A Secretaria de Saúde da Prefeitura de Jaraguá do Sul está fazendo um levantamento de todos os setores da pasta para verificar a demanda de reposição de profissionais da saúde e também de aumento na equipe.

O assunto foi levantado durante a sessão legislativa desta quinta-feira (17), pelo líder de governo na Câmara de Vereadores, Pedro Garcia (MDB), que mencionou o interesse da pasta em realizar concurso público.

De acordo com dados da Diretoria de Saúde de Jaraguá do Sul, a Secretaria de Saúde teria necessidade de reposição em seu quadro efetivo de 63 profissionais, relativos ao período dos últimos quatro anos, desde o último concurso público realizado, em 2014.

Aposentarias são o principal motivo de reposição

A maioria seria reposição por aposentadoria, além de pedidos de dispensa, remoção, entre outros.

Além disso, haveria necessidade de mais 20 novos profissionais, pela implantação de novos programas do Ministério da Saúde, como o Nasf (Núcleo de Apoio à Saúde da Família) e o de práticas integrativas complementares.

De acordo com o secretário de Saúde, Dalton Fischer, o levantamento deve ficar pronto nos próximos dias. A intenção é apresentar os números e demanda ao governo, a fim de pleitear as contratações, por meio de concurso público.

No entanto, o secretário de Administração, Argos Burgardt, informa que a administração municipal está priorizando a Educação, sobretudo para a substituição de profissionais contratados em caráter temporário (ACTs).

“Claro que se tiver uma possibilidade podemos incluir também da Saúde, mas seria substituição de ACT, não para ampliar o quadro”, informa o secretário.

Ele adianta ainda que um novo concurso, se houver, ficaria para o fim deste ano – depois do período eleitoral -, ou para o ano que vem.

“Porque nós também não temos certeza quando ao índice do ICMS (Imposto Sobre Circulação de Mercadorias e Serviços) para o ano que vem, e não queremos comprometer o futuro”, pondera.

Demanda

A secretaria de Saúde reforça que, mesmo sem o concurso público, profissionais vêm sendo chamados para reposições emergenciais, por meio dos processos seletivos vigentes, de 2017 e 2018, de modo a não prejudicar o atendimento à população, pela saída de profissionais.
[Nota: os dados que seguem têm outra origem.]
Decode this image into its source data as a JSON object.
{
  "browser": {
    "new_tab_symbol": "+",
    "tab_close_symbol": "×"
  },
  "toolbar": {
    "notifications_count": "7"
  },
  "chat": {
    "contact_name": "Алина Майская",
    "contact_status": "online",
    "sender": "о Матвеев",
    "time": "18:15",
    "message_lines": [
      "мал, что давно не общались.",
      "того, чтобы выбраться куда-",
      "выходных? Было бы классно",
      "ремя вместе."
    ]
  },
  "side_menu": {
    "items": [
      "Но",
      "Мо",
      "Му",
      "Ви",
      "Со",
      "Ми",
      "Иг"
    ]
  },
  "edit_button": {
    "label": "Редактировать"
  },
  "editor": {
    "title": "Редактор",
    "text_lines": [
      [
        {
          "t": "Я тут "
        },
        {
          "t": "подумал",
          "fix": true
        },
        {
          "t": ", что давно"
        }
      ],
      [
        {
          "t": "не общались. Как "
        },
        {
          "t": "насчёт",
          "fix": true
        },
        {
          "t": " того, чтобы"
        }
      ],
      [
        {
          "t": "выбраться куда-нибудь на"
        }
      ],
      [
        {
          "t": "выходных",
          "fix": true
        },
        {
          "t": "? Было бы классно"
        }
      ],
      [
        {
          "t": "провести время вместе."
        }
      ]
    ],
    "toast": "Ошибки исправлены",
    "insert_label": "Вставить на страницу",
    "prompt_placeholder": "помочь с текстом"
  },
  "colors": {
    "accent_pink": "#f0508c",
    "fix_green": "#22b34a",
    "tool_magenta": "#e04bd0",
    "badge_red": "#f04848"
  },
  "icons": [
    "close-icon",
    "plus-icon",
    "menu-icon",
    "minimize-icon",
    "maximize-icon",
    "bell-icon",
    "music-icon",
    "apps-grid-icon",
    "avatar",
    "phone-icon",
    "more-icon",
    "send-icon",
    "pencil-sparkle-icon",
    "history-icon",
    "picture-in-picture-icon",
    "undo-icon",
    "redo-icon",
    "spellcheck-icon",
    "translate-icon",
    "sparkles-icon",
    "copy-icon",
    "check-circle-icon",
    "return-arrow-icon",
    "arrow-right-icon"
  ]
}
O prazo para essas reposições, no entanto, pode variar de 15 dias a até dois meses, informa o secretário Dalton Fischer.

“Como temos que fazer o remanejamento dos profissionais, para cobrir esses prazos, acaba tendo impacto negativo nas filas de espera”, observa.
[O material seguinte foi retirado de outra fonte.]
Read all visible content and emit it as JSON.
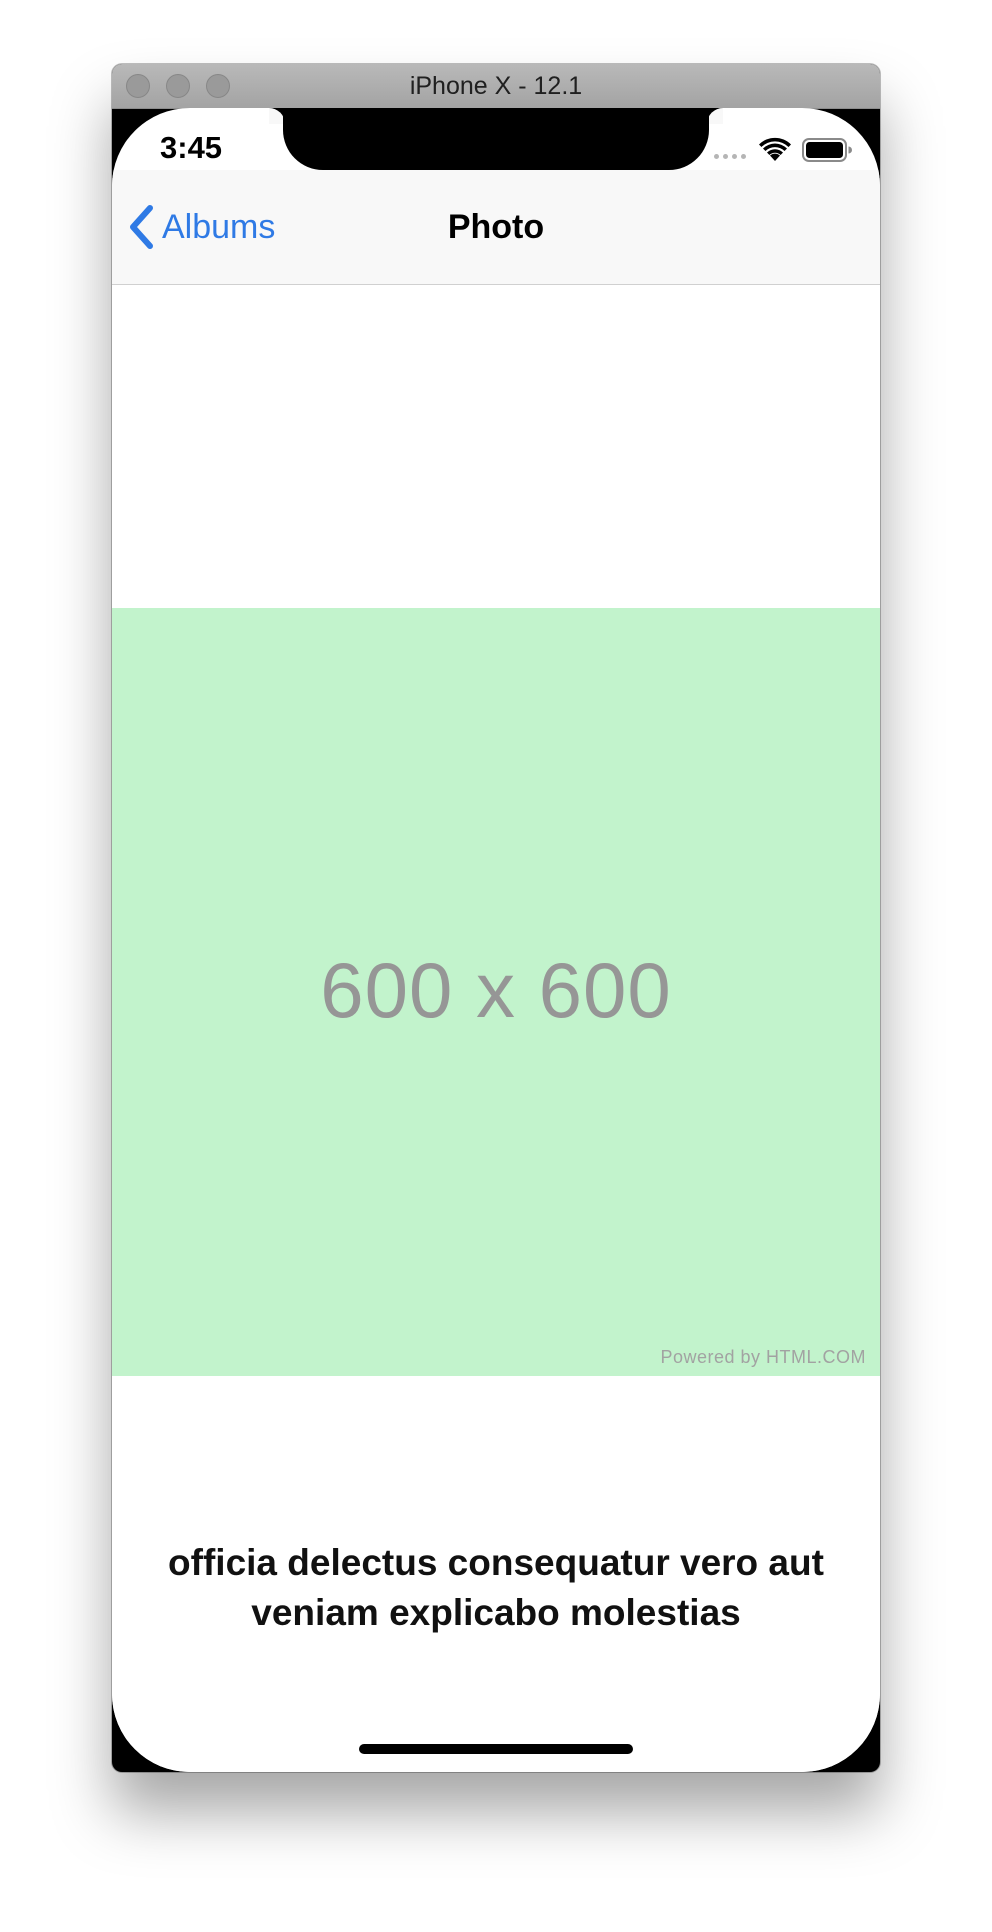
{
  "window": {
    "title": "iPhone X - 12.1"
  },
  "status_bar": {
    "time": "3:45"
  },
  "nav_bar": {
    "back_label": "Albums",
    "title": "Photo"
  },
  "photo": {
    "placeholder_text": "600 x 600",
    "credit": "Powered by HTML.COM",
    "background_color": "#c2f3cc"
  },
  "caption": {
    "text": "officia delectus consequatur vero aut veniam explicabo molestias"
  },
  "colors": {
    "accent": "#2f7ae5"
  }
}
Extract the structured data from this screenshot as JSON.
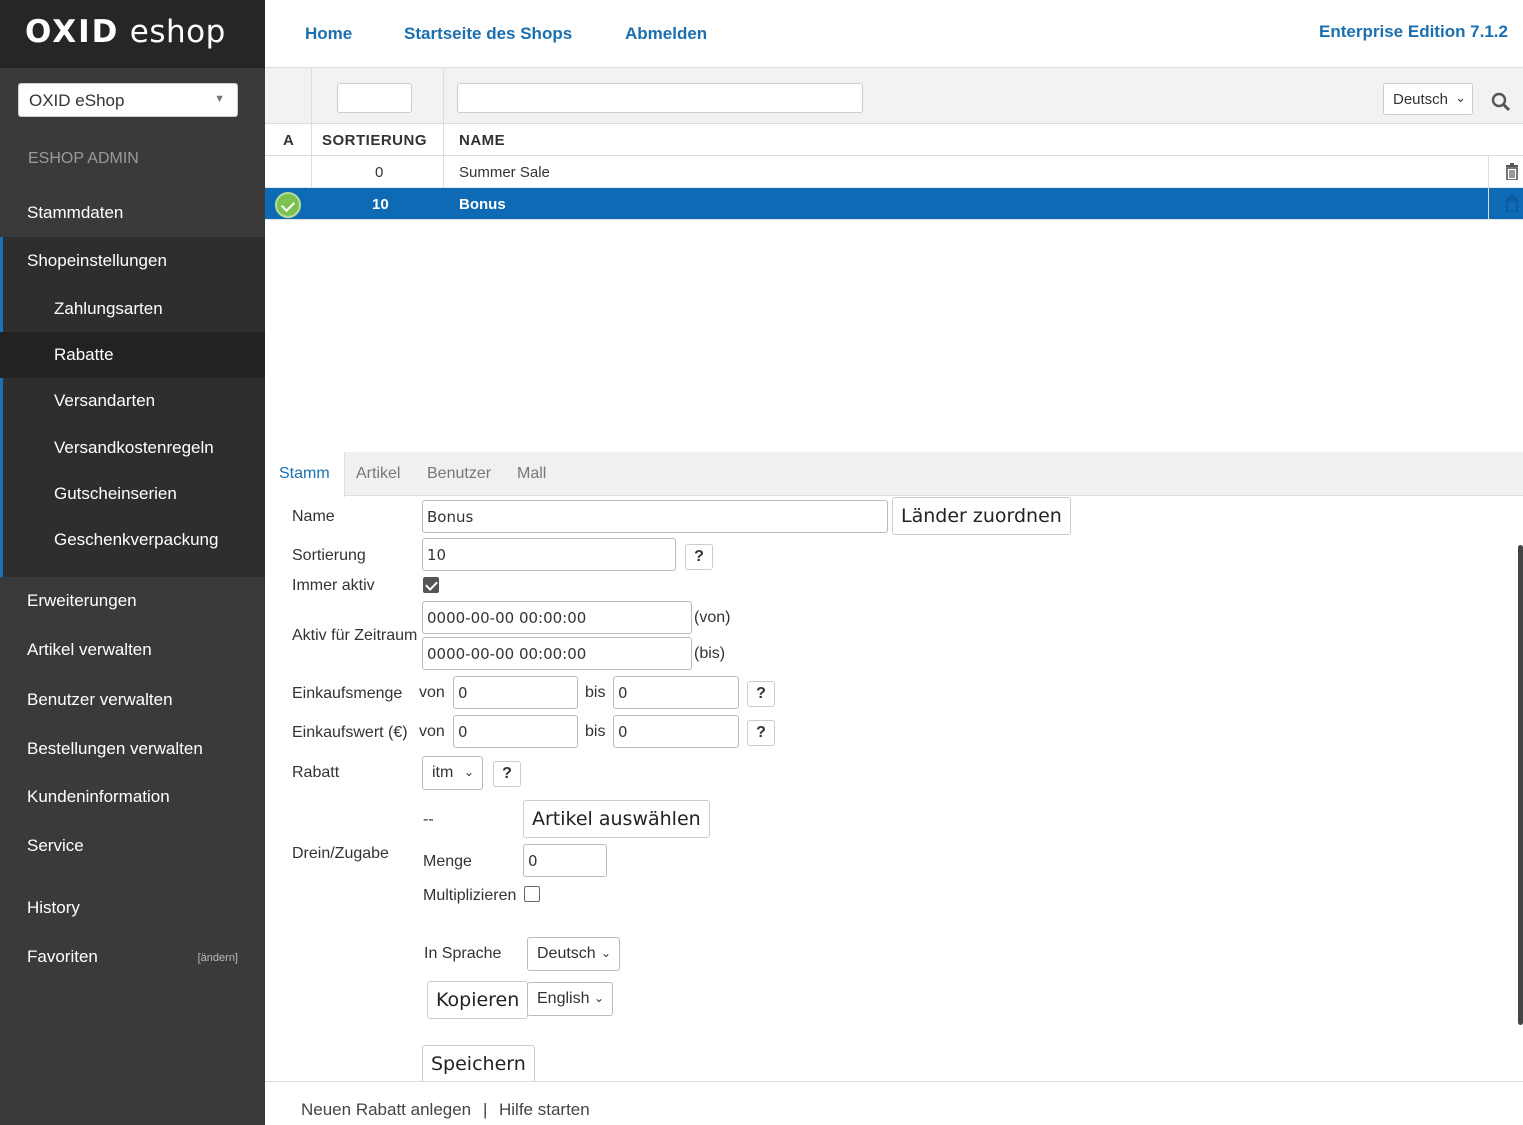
{
  "brand": {
    "logo_bold": "OXID",
    "logo_light": "eshop"
  },
  "shop_select": {
    "value": "OXID eShop"
  },
  "sidebar": {
    "section": "ESHOP ADMIN",
    "items": [
      "Stammdaten",
      "Shopeinstellungen",
      "Erweiterungen",
      "Artikel verwalten",
      "Benutzer verwalten",
      "Bestellungen verwalten",
      "Kundeninformation",
      "Service",
      "History",
      "Favoriten"
    ],
    "sub_items": [
      "Zahlungsarten",
      "Rabatte",
      "Versandarten",
      "Versandkostenregeln",
      "Gutscheinserien",
      "Geschenkverpackung"
    ],
    "active_sub": "Rabatte",
    "fav_edit": "[ändern]"
  },
  "top": {
    "links": [
      "Home",
      "Startseite des Shops",
      "Abmelden"
    ],
    "edition": "Enterprise Edition 7.1.2"
  },
  "filter": {
    "language": "Deutsch"
  },
  "list": {
    "headers": [
      "A",
      "SORTIERUNG",
      "NAME"
    ],
    "rows": [
      {
        "sort": "0",
        "name": "Summer Sale",
        "active": false
      },
      {
        "sort": "10",
        "name": "Bonus",
        "active": true
      }
    ]
  },
  "tabs": [
    "Stamm",
    "Artikel",
    "Benutzer",
    "Mall"
  ],
  "form": {
    "name_label": "Name",
    "name_value": "Bonus",
    "countries_button": "Länder zuordnen",
    "sort_label": "Sortierung",
    "sort_value": "10",
    "help": "?",
    "always_active_label": "Immer aktiv",
    "period_label": "Aktiv für Zeitraum",
    "from_value": "0000-00-00 00:00:00",
    "from_suffix": "(von)",
    "to_value": "0000-00-00 00:00:00",
    "to_suffix": "(bis)",
    "amount_label": "Einkaufsmenge",
    "von": "von",
    "bis": "bis",
    "amount_from": "0",
    "amount_to": "0",
    "price_label": "Einkaufswert (€)",
    "price_from": "0",
    "price_to": "0",
    "discount_label": "Rabatt",
    "discount_type": "itm",
    "bonus_label": "Drein/Zugabe",
    "bonus_article": "--",
    "select_article_button": "Artikel auswählen",
    "quantity_label": "Menge",
    "quantity_value": "0",
    "multiply_label": "Multiplizieren",
    "language_label": "In Sprache",
    "language_value": "Deutsch",
    "copy_button": "Kopieren",
    "copy_language": "English",
    "save_button": "Speichern"
  },
  "footer": {
    "new_link": "Neuen Rabatt anlegen",
    "separator": "|",
    "help_link": "Hilfe starten"
  }
}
De acordo com as informações do Portal da Saúde – consultadas na tarde desta sexta-feira (18) -, na atenção básica existe uma fila de espera de mais de 11,6 mil pacientes, aguardando para atendimento clínico geral.

A estimativa de prazo para atendimento, média dos últimos três meses, é de 154 dias, cerca de cinco meses. Na pediatria, a fila é de mais de 1,2 pacientes, com uma média de espera de 50 dias.

Com a contratação de efetivos por meio de concurso público, a tendência é de estabilizar o quadro de profissionais, otimizando as filas de espera, afirma o secretário.

No entanto, ele ressalta que o concurso é uma das formas de reduzir as filas. Os mutirões de atendimento são outras medidas tomadas pela Secretaria que contribuem para a redução no tempo de espera.